Health Information Exchange (HIE) initiatives report that cost is the top barrier to interoperability, according to the 2014 eHI Data Exchange survey. Specifically, when asked about interoperability challenges, the most frequent response was “cost of interface development” (cited by 59% of HIE initiatives), followed by “getting timely response from EHR vendor interface developers” (51%). Overall, more than 60% of HIEs charge participants dues or fees; and for more than half of those (54%), the revenue from those dues and fees is enough to cover all operational expenses.
Challenges Related to Interoperability (n=125 HIE initiatives)
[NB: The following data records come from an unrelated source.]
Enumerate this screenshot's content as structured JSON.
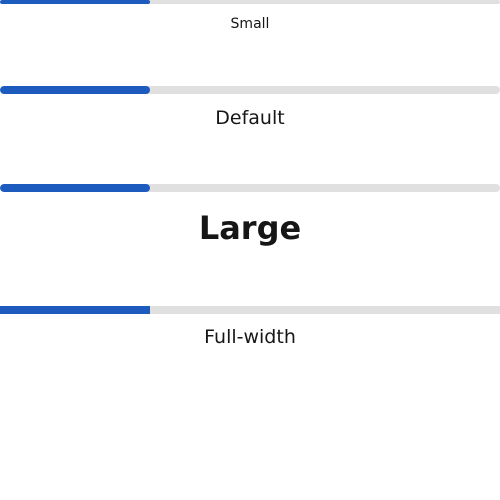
{
  "progress_bars": [
    {
      "label": "Small",
      "value_fraction": 0.3
    },
    {
      "label": "Default",
      "value_fraction": 0.3
    },
    {
      "label": "Large",
      "value_fraction": 0.3
    },
    {
      "label": "Full-width",
      "value_fraction": 0.3
    }
  ],
  "colors": {
    "fill": "#1d5bbf",
    "track": "#e0e0e0",
    "text": "#161616"
  }
}
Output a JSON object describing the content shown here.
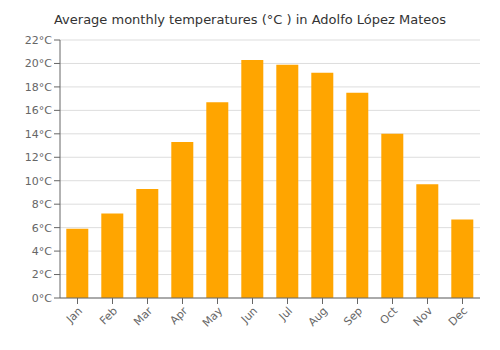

(Source: “Post HITECH: The Landscape of Health Information Exchange,” eHealth Initiative, October 2014)
Impact Advisors’ Thoughts: We found the relatively low ranking of challenges related to “normalizing data feeds” and “patient matching” to be interesting. We don’t want to read too much into the results of a single survey, but we have to wonder if the reason HIEs don’t see those as key barriers is because many initiatives are still largely focused on trying to obtain and aggregate data, rather than using data from trading partners to support analytics and population health efforts.